Here are highlights from the deal:

  • Annual raises: The district will raise salaries by 2.9% this school year. The raises will grow each year, capping at 3.3% in the 2023-24 school year. (The average salary increase for New Jersey teachers last school year was 2.9%, according to a survey of contracts by the New Jersey School Boards Association. In Newark’s previous contract, the raises averaged 2.4% per year.) All Newark Teachers Union members — which includes teachers, guidance counselors, social workers, and other school employees — will see their pay increase, though individual raises may vary.
  • Pay increases for advanced degrees: The new contract restores separate pay scales for teachers based on their degrees. Beginning this year, teachers with master’s degrees will get salary bumps of $1,000, while those with doctorates will get an extra $2,000. Next year, those rates will double. The 2012 had created a single pay scale for all new hires, with one-time bonuses for teachers who completed an approved graduate program.
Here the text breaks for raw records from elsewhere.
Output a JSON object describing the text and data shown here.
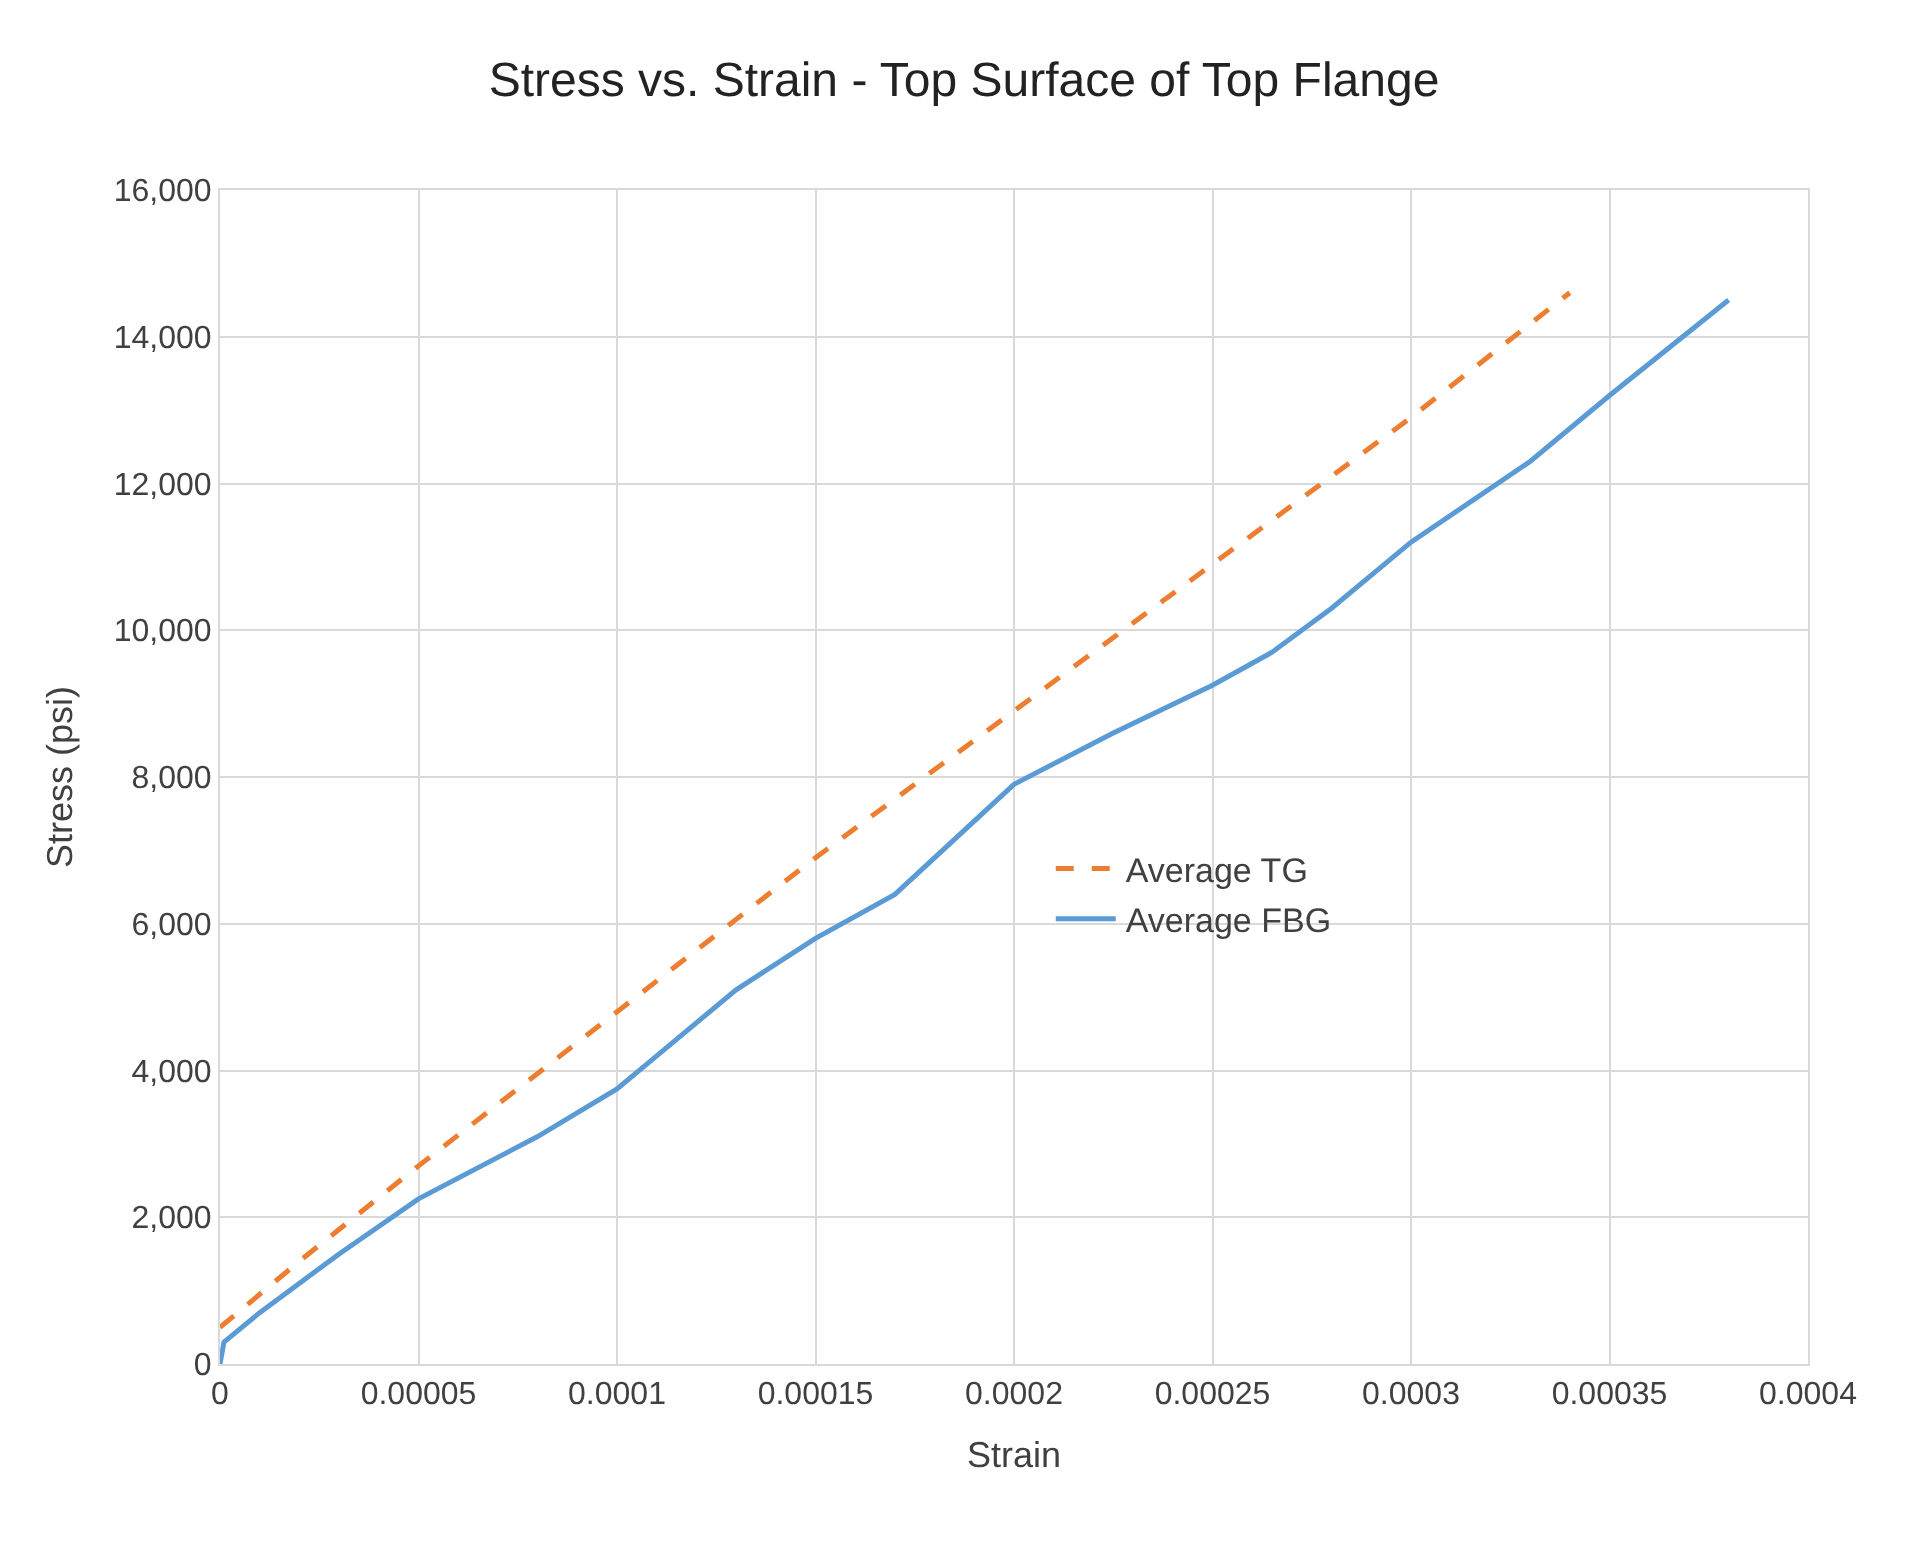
{
  "chart_data": {
    "type": "line",
    "title": "Stress vs. Strain - Top Surface of Top Flange",
    "xlabel": "Strain",
    "ylabel": "Stress (psi)",
    "xlim": [
      0,
      0.0004
    ],
    "xticks": [
      0,
      {
        "value": 5e-05,
        "label": "0.00005"
      },
      0.0001,
      0.00015,
      0.0002,
      0.00025,
      0.0003,
      0.00035,
      0.0004
    ],
    "ylim": [
      0,
      16000
    ],
    "yticks": [
      {
        "value": 0,
        "label": "0"
      },
      {
        "value": 2000,
        "label": "2,000"
      },
      {
        "value": 4000,
        "label": "4,000"
      },
      {
        "value": 6000,
        "label": "6,000"
      },
      {
        "value": 8000,
        "label": "8,000"
      },
      {
        "value": 10000,
        "label": "10,000"
      },
      {
        "value": 12000,
        "label": "12,000"
      },
      {
        "value": 14000,
        "label": "14,000"
      },
      {
        "value": 16000,
        "label": "16,000"
      }
    ],
    "grid": true,
    "legend": "right",
    "marker": "none",
    "series": [
      {
        "name": "Average TG",
        "color": "#ed7d31",
        "line_style": "dashed",
        "x": [
          0,
          2e-05,
          5e-05,
          0.0001,
          0.00015,
          0.0002,
          0.00025,
          0.0003,
          0.00034
        ],
        "values": [
          500,
          1400,
          2700,
          4800,
          6900,
          8900,
          10900,
          12900,
          14600
        ]
      },
      {
        "name": "Average FBG",
        "color": "#5b9bd5",
        "line_style": "solid",
        "x": [
          0,
          1e-06,
          1e-05,
          3e-05,
          5e-05,
          8e-05,
          0.0001,
          0.00011,
          0.00013,
          0.00015,
          0.00017,
          0.0002,
          0.000225,
          0.00025,
          0.000265,
          0.00028,
          0.0003,
          0.00033,
          0.00035,
          0.00038
        ],
        "values": [
          0,
          300,
          700,
          1500,
          2250,
          3100,
          3750,
          4200,
          5100,
          5800,
          6400,
          7900,
          8600,
          9250,
          9700,
          10300,
          11200,
          12300,
          13200,
          14500
        ]
      }
    ]
  }
}
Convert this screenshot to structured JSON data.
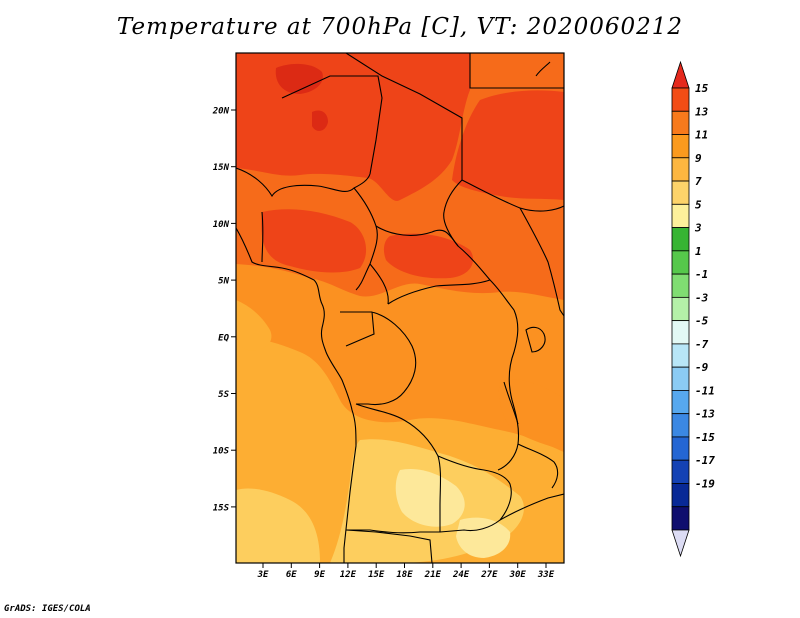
{
  "title": "Temperature at 700hPa [C], VT: 2020060212",
  "credit": "GrADS: IGES/COLA",
  "map": {
    "lat_ticks": [
      "20N",
      "15N",
      "10N",
      "5N",
      "EQ",
      "5S",
      "10S",
      "15S"
    ],
    "lon_ticks": [
      "3E",
      "6E",
      "9E",
      "12E",
      "15E",
      "18E",
      "21E",
      "24E",
      "27E",
      "30E",
      "33E"
    ]
  },
  "colorbar": {
    "labels": [
      "15",
      "13",
      "11",
      "9",
      "7",
      "5",
      "3",
      "1",
      "-1",
      "-3",
      "-5",
      "-7",
      "-9",
      "-11",
      "-13",
      "-15",
      "-17",
      "-19"
    ],
    "colors": [
      "#e5291d",
      "#f24d16",
      "#f77a1c",
      "#fb9a1e",
      "#fdb640",
      "#fdd36a",
      "#fdf09b",
      "#37b433",
      "#56c84b",
      "#80dd72",
      "#b4f0a8",
      "#e3f9f5",
      "#b8e6f7",
      "#8bcbf3",
      "#57a8ee",
      "#3b88e3",
      "#2466d3",
      "#1442b4",
      "#082996",
      "#0f0e6e",
      "#dcdcf4"
    ]
  },
  "field_colors": {
    "c15": "#dc2a14",
    "c13": "#ee4418",
    "c11": "#f66b1a",
    "c9": "#fb9121",
    "c7": "#fdae33",
    "c5": "#fdce5e",
    "c3": "#fde89a"
  }
}
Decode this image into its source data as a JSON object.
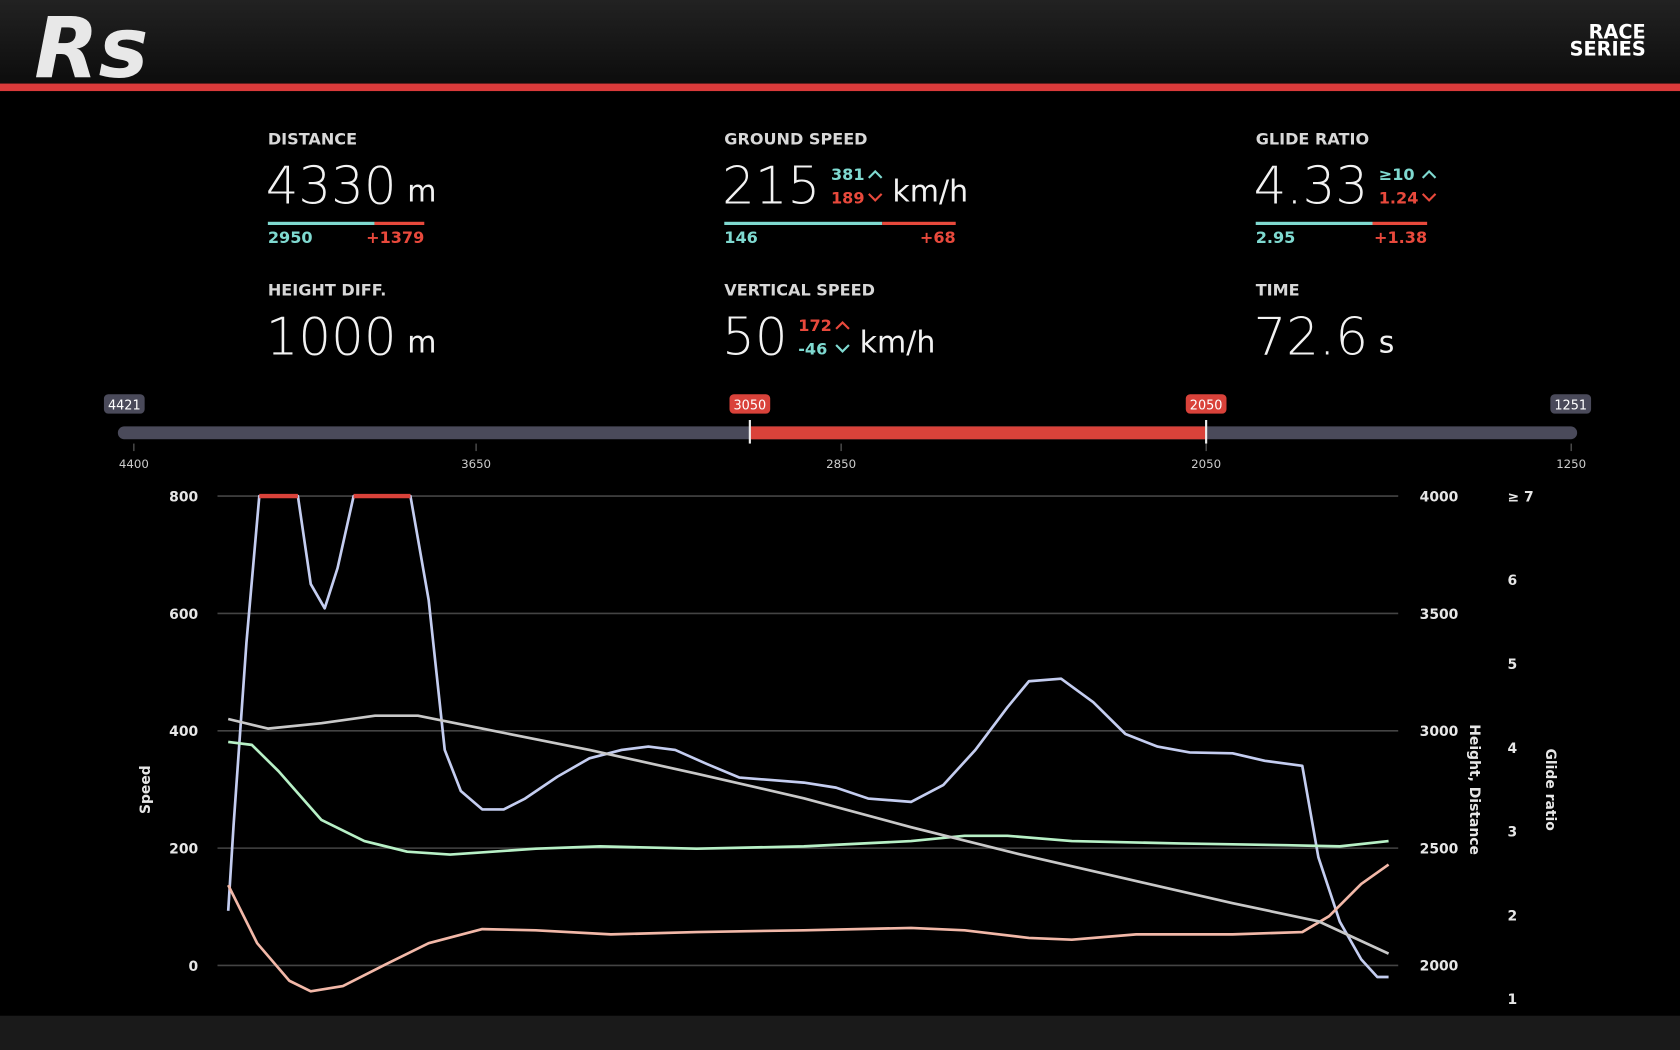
{
  "header": {
    "logo": "Rs",
    "brand_line1": "RACE",
    "brand_line2": "SERIES"
  },
  "stats": [
    {
      "label": "DISTANCE",
      "value": "4330",
      "unit": "m",
      "bar": [
        "2950",
        "+1379"
      ]
    },
    {
      "label": "GROUND SPEED",
      "value": "215",
      "up": {
        "text": "381",
        "color": "#7fd9d0"
      },
      "down": {
        "text": "189",
        "color": "#e8493c"
      },
      "unit": "km/h",
      "bar": [
        "146",
        "+68"
      ]
    },
    {
      "label": "GLIDE RATIO",
      "value": "4.33",
      "up": {
        "text": "≥10",
        "color": "#7fd9d0"
      },
      "down": {
        "text": "1.24",
        "color": "#e8493c"
      },
      "bar": [
        "2.95",
        "+1.38"
      ]
    },
    {
      "label": "HEIGHT DIFF.",
      "value": "1000",
      "unit": "m"
    },
    {
      "label": "VERTICAL SPEED",
      "value": "50",
      "up": {
        "text": "172",
        "color": "#e8493c"
      },
      "down": {
        "text": "-46",
        "color": "#7fd9d0"
      },
      "unit": "km/h"
    },
    {
      "label": "TIME",
      "value": "72.6",
      "unit": "s"
    }
  ],
  "range_slider": {
    "lim": [
      4421,
      1251
    ],
    "selection": [
      3050,
      2050
    ],
    "ticks": [
      4400,
      3650,
      2850,
      2050,
      1250
    ],
    "color": "#d9423a"
  },
  "chart_data": {
    "type": "line",
    "ylabel": "Speed",
    "y2label": "Height, Distance",
    "y3label": "Glide ratio",
    "xlim": [
      0,
      4330
    ],
    "ylim": [
      -71,
      800
    ],
    "yticks": [
      0,
      200,
      400,
      600,
      800
    ],
    "y2lim": [
      1822,
      4000
    ],
    "y2ticks": [
      2000,
      2500,
      3000,
      3500,
      4000
    ],
    "y3lim": [
      0.9,
      7
    ],
    "y3ticks": [
      1,
      2,
      3,
      4,
      5,
      6,
      {
        "value": 7,
        "label": "≥ 7"
      }
    ],
    "grid": true,
    "clip_color": "#d9423a",
    "series": [
      {
        "color": "#c4cdf0",
        "axis": "y3",
        "x": [
          0,
          20,
          68,
          116,
          260,
          308,
          360,
          408,
          468,
          680,
          748,
          808,
          868,
          948,
          1028,
          1108,
          1228,
          1348,
          1468,
          1568,
          1668,
          1788,
          1908,
          2028,
          2148,
          2268,
          2388,
          2548,
          2668,
          2788,
          2908,
          2988,
          3108,
          3228,
          3348,
          3468,
          3588,
          3748,
          3868,
          4008,
          4068,
          4148,
          4228,
          4288,
          4330
        ],
        "values": [
          2.05,
          3.07,
          5.25,
          7,
          7,
          5.95,
          5.66,
          6.14,
          7,
          7,
          5.76,
          3.97,
          3.48,
          3.26,
          3.26,
          3.39,
          3.65,
          3.87,
          3.97,
          4.01,
          3.97,
          3.8,
          3.64,
          3.61,
          3.58,
          3.52,
          3.39,
          3.35,
          3.55,
          3.97,
          4.48,
          4.79,
          4.82,
          4.54,
          4.16,
          4.01,
          3.94,
          3.93,
          3.84,
          3.78,
          2.69,
          1.92,
          1.47,
          1.26,
          1.26
        ]
      },
      {
        "color": "#b7f0c6",
        "axis": "y",
        "x": [
          0,
          88,
          188,
          348,
          508,
          668,
          828,
          1148,
          1388,
          1748,
          2148,
          2548,
          2748,
          2908,
          3148,
          3548,
          3948,
          4148,
          4330
        ],
        "values": [
          381,
          376,
          331,
          248,
          212,
          194,
          189,
          199,
          203,
          199,
          203,
          212,
          221,
          221,
          212,
          208,
          205,
          203,
          212
        ]
      },
      {
        "color": "#f2b8a8",
        "axis": "y",
        "x": [
          0,
          108,
          228,
          308,
          428,
          588,
          748,
          948,
          1148,
          1428,
          1748,
          2148,
          2548,
          2748,
          2988,
          3148,
          3388,
          3748,
          4008,
          4108,
          4228,
          4330
        ],
        "values": [
          137,
          38,
          -26,
          -44,
          -35,
          2,
          38,
          62,
          60,
          53,
          57,
          60,
          64,
          60,
          47,
          44,
          53,
          53,
          57,
          84,
          139,
          172
        ]
      },
      {
        "color": "#c8c8c8",
        "axis": "y2",
        "x": [
          0,
          148,
          348,
          548,
          708,
          948,
          1348,
          1748,
          2148,
          2548,
          2948,
          3348,
          3748,
          4068,
          4330
        ],
        "values": [
          3050,
          3009,
          3032,
          3064,
          3064,
          3009,
          2918,
          2817,
          2712,
          2589,
          2475,
          2370,
          2265,
          2188,
          2050
        ]
      }
    ]
  }
}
  • Pay for substitutes and teacher aides: Substitute teachers will see their daily rate increase by $10 in September 2021 — to $130 for teachers without bachelor’s degrees and $150 for ones with degrees. (Here’s how Newark’s rate stacks up against other districts’.) The hourly rate for per diem teachers aides will increase by $1, to $16 per hour in 2021.
  • Planning time: All elementary school teachers will get at least five “prep” periods per week, up from four. Teachers can choose how to use three of the periods, while administrators control the other two.